Interactive maps show availability of fresh produce
AgBioResearch scientist Phil Howard and his team are using interactive maps to show rather than simply tell how urban residents are losing access to fresh produce and balanced nutrition.
Maps are great for showing where things are. They’re also good for showing where things aren’t.
MSU AgBioResearch scientist Phil Howard and MSU geographer Kirk Goldsberry teamed up to develop interactive maps that offer a visual perspective of urban food deserts. By using geographic information systems technology, they are showing – rather than simply telling – how urban residents are losing access to fresh produce and balanced nutrition.
“The food system has become so complex that it’s difficult even for experts to figure out what is happening,” said Howard, an assistant professor in the MSU Department of Community, Agriculture, Recreation and Resource Studies. “Visuals, such as maps, are effective tools because our eyes can take in far more information than our other sensory organs, allowing us to process large amounts of data more easily and quickly.”
Howard and Goldsberry conducted their research in Lansing and other Michigan communities. They found that many supermarkets that served urban areas have closed and moved to the suburbs. They also showed that Michigan’s state capital is a model for what’s happening to food environments around the country.
“The change in food environments is occurring all over the nation,” Howard said. “The best selection of produce and the lowest prices have moved to the suburbs. So if you want lettuce in Lansing, or in most U.S. cities, you’re going to have to drive to get it.”

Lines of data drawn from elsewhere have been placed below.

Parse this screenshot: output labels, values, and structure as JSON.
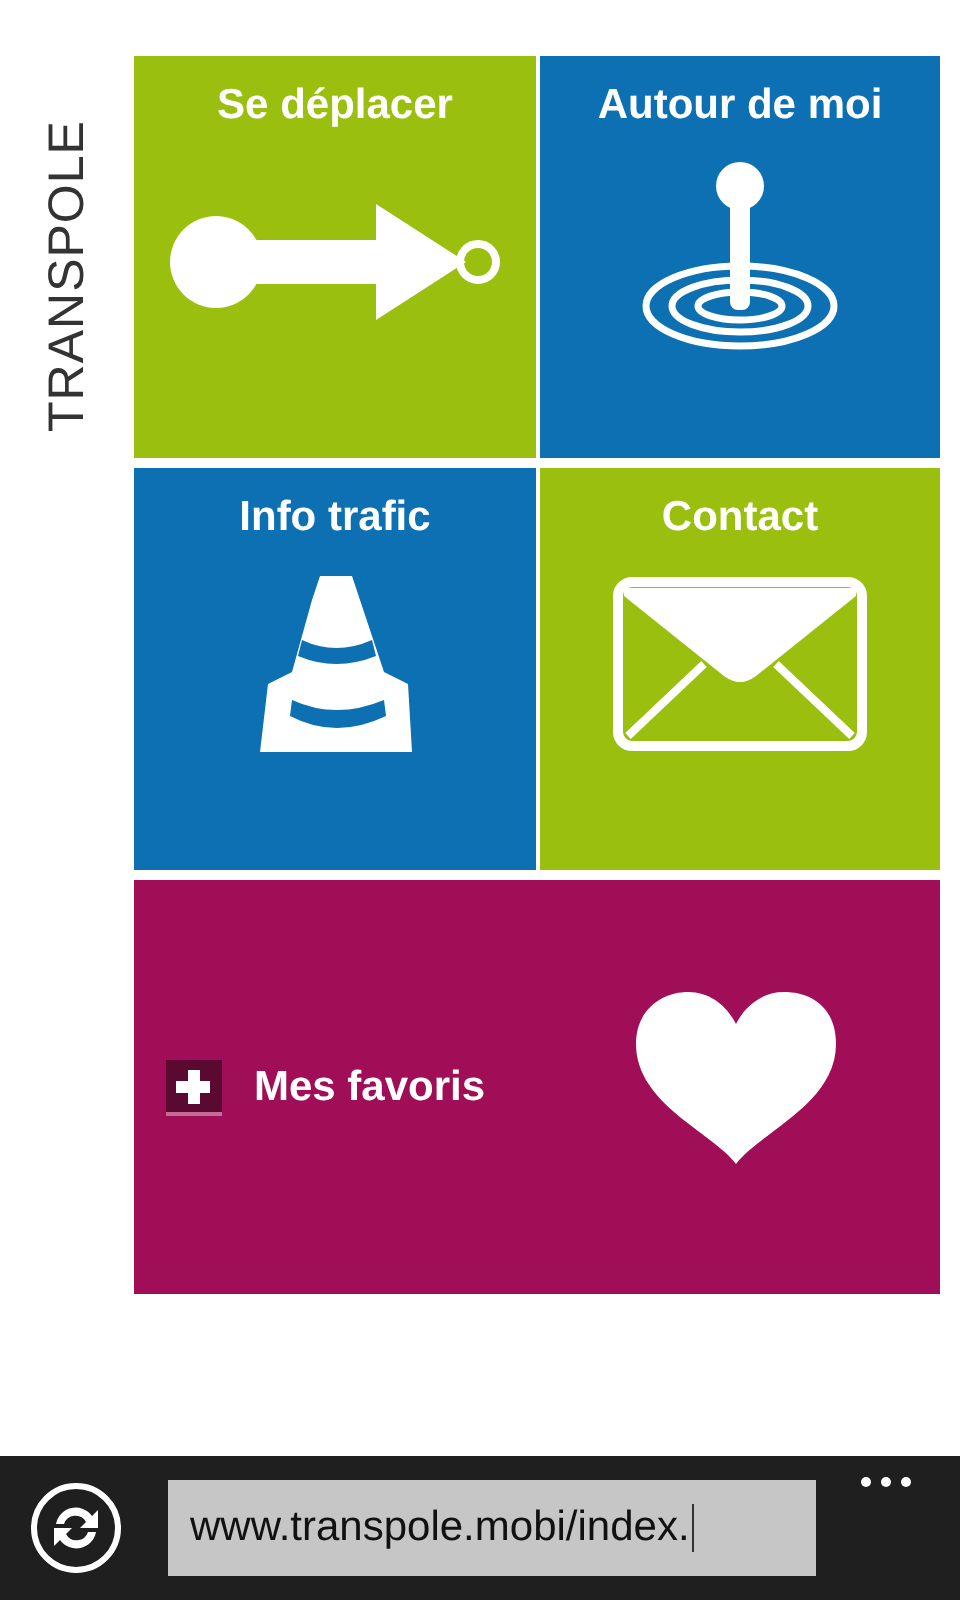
{
  "logo": {
    "text": "TRANSPOLE"
  },
  "tiles": [
    {
      "label": "Se déplacer",
      "kind": "route",
      "color": "#9abf0f"
    },
    {
      "label": "Autour de moi",
      "kind": "nearby",
      "color": "#0c70b3"
    },
    {
      "label": "Info trafic",
      "kind": "traffic",
      "color": "#0c70b3"
    },
    {
      "label": "Contact",
      "kind": "contact",
      "color": "#9abf0f"
    },
    {
      "label": "Mes favoris",
      "kind": "favorites",
      "color": "#a10e58"
    }
  ],
  "browser_bar": {
    "address": "www.transpole.mobi/index."
  }
}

One aspect of the study focused on store locations. It showed that less than 4 percent of the greater Lansing area population lived within a 10-minute walk of a supermarket. The researchers also looked at the cost of reaching those stores as well as the availability of produce at each retail location. They took into account everything from urban party stores, which may offer lemons and limes, to suburban “big box stores,” which offer nearly 250 different produce items.

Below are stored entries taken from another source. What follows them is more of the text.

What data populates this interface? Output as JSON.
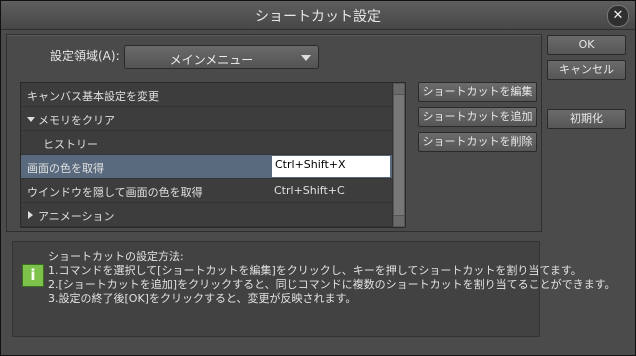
{
  "window": {
    "title": "ショートカット設定"
  },
  "settings_area": {
    "label": "設定領域(A):",
    "selected": "メインメニュー"
  },
  "list": {
    "rows": [
      {
        "label": "キャンバス基本設定を変更",
        "shortcut": ""
      },
      {
        "label": "メモリをクリア",
        "shortcut": "",
        "expanded": true
      },
      {
        "label": "ヒストリー",
        "shortcut": ""
      },
      {
        "label": "画面の色を取得",
        "shortcut": "Ctrl+Shift+X",
        "selected": true
      },
      {
        "label": "ウインドウを隠して画面の色を取得",
        "shortcut": "Ctrl+Shift+C"
      },
      {
        "label": "アニメーション",
        "shortcut": "",
        "collapsed": true
      }
    ]
  },
  "side_buttons": {
    "edit": "ショートカットを編集",
    "add": "ショートカットを追加",
    "delete": "ショートカットを削除"
  },
  "dialog_buttons": {
    "ok": "OK",
    "cancel": "キャンセル",
    "reset": "初期化"
  },
  "info": {
    "icon": "info-icon",
    "heading": "ショートカットの設定方法:",
    "lines": [
      "1.コマンドを選択して[ショートカットを編集]をクリックし、キーを押してショートカットを割り当てます。",
      "2.[ショートカットを追加]をクリックすると、同じコマンドに複数のショートカットを割り当てることができます。",
      "3.設定の終了後[OK]をクリックすると、変更が反映されます。"
    ]
  },
  "colors": {
    "selection": "#5a6a7e",
    "info_icon": "#7dc24a"
  }
}
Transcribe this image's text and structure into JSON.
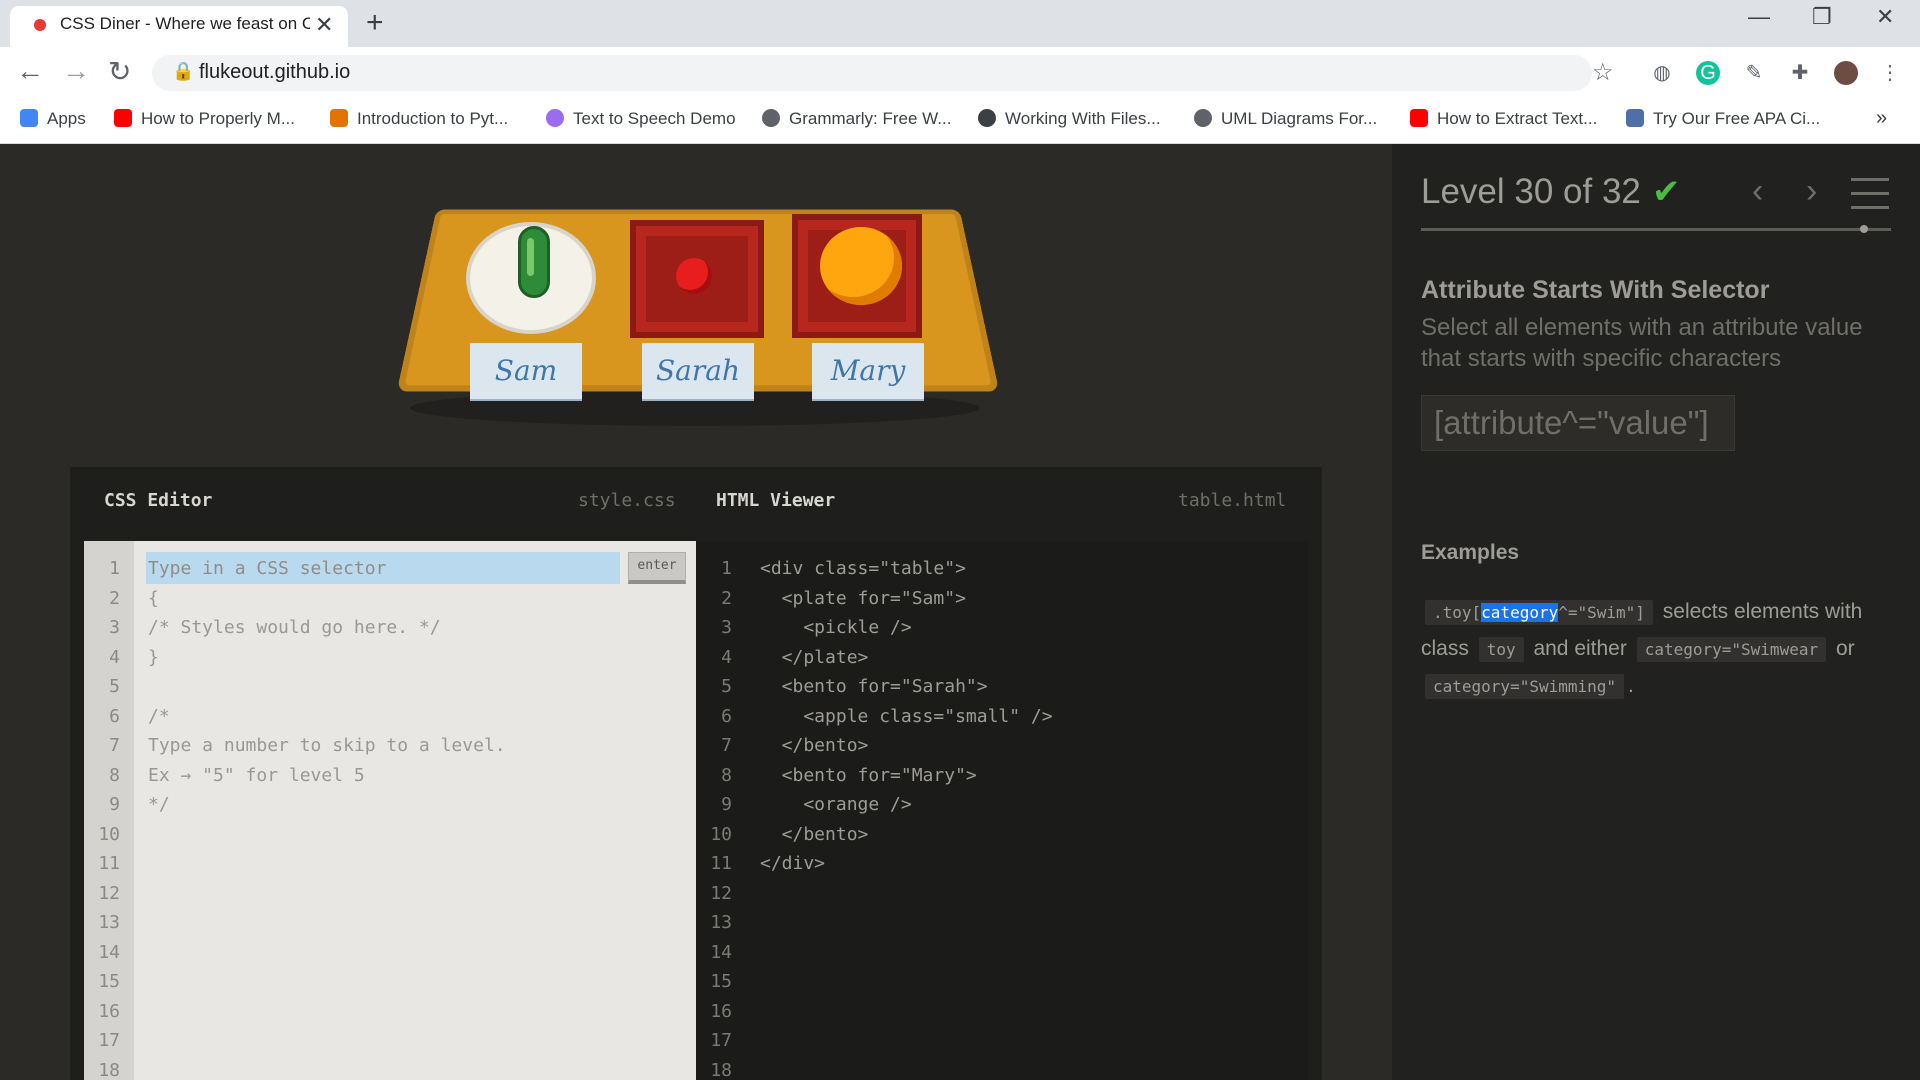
{
  "browser": {
    "tab_title": "CSS Diner - Where we feast on C",
    "url": "flukeout.github.io",
    "bookmarks": [
      "Apps",
      "How to Properly M...",
      "Introduction to Pyt...",
      "Text to Speech Demo",
      "Grammarly: Free W...",
      "Working With Files...",
      "UML Diagrams For...",
      "How to Extract Text...",
      "Try Our Free APA Ci..."
    ],
    "icons": {
      "back": "back-arrow-icon",
      "forward": "forward-arrow-icon",
      "reload": "reload-icon",
      "lock": "lock-icon",
      "star": "bookmark-star-icon"
    }
  },
  "game": {
    "level_title": "Level 30 of 32",
    "progress": 0.94,
    "selector_name": "Attribute Starts With Selector",
    "selector_desc": "Select all elements with an attribute value that starts with specific characters",
    "syntax": "[attribute^=\"value\"]",
    "examples_title": "Examples",
    "example": {
      "code_prefix": ".toy[",
      "code_highlight": "category",
      "code_suffix": "^=\"Swim\"]",
      "text1": "selects elements with class",
      "code_toy": "toy",
      "text2": "and either",
      "code_a": "category=\"Swimwear",
      "text3": "or",
      "code_b": "category=\"Swimming\"",
      "text4": "."
    },
    "nametags": [
      "Sam",
      "Sarah",
      "Mary"
    ]
  },
  "editor": {
    "css_title": "CSS Editor",
    "css_file": "style.css",
    "html_title": "HTML Viewer",
    "html_file": "table.html",
    "input_placeholder": "Type in a CSS selector",
    "enter_label": "enter",
    "css_lines": [
      "",
      "{",
      "/* Styles would go here. */",
      "}",
      "",
      "/*",
      "Type a number to skip to a level.",
      "Ex → \"5\" for level 5",
      "*/"
    ],
    "html_lines": [
      "<div class=\"table\">",
      "  <plate for=\"Sam\">",
      "    <pickle />",
      "  </plate>",
      "  <bento for=\"Sarah\">",
      "    <apple class=\"small\" />",
      "  </bento>",
      "  <bento for=\"Mary\">",
      "    <orange />",
      "  </bento>",
      "</div>"
    ],
    "line_numbers": [
      "1",
      "2",
      "3",
      "4",
      "5",
      "6",
      "7",
      "8",
      "9",
      "10",
      "11",
      "12",
      "13",
      "14",
      "15",
      "16",
      "17",
      "18"
    ]
  }
}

By taking food inventories and pairing that data with geospatial inputs, the team was able to precisely measure geographic access to store produce sections. What was revealed was a tale of two food environments. First, people with cars can overcome many geographical obstacles to obtain fresh produce, but pedestrians’ ability to obtain fresh produce is becoming increasingly challenged.
“I like to think of it as a nutritional CAT scan at the urban scale,” Goldsberry said. “The Lansing food model definitely favors drivers because the stores with the best selection of produce are farthest from the densest population areas.”
Howard added that the maps give residents, city officials and community organizations an outreach tool to visualize their food environment. Having a highly detailed method to examine each city’s food environment provides a graphic illustration of areas where produce is abundant and where it’s lacking. Howard hopes that the maps will also be useful for people trying to find a good location to establish a farmers’ market.
“When people see a map, they gravitate to their neighborhood and make a decision about how it stacks up to others,” he said. “They see a high-resolution image of their food environment that literally allows them to point out disparities and geographical challenges in their communities.”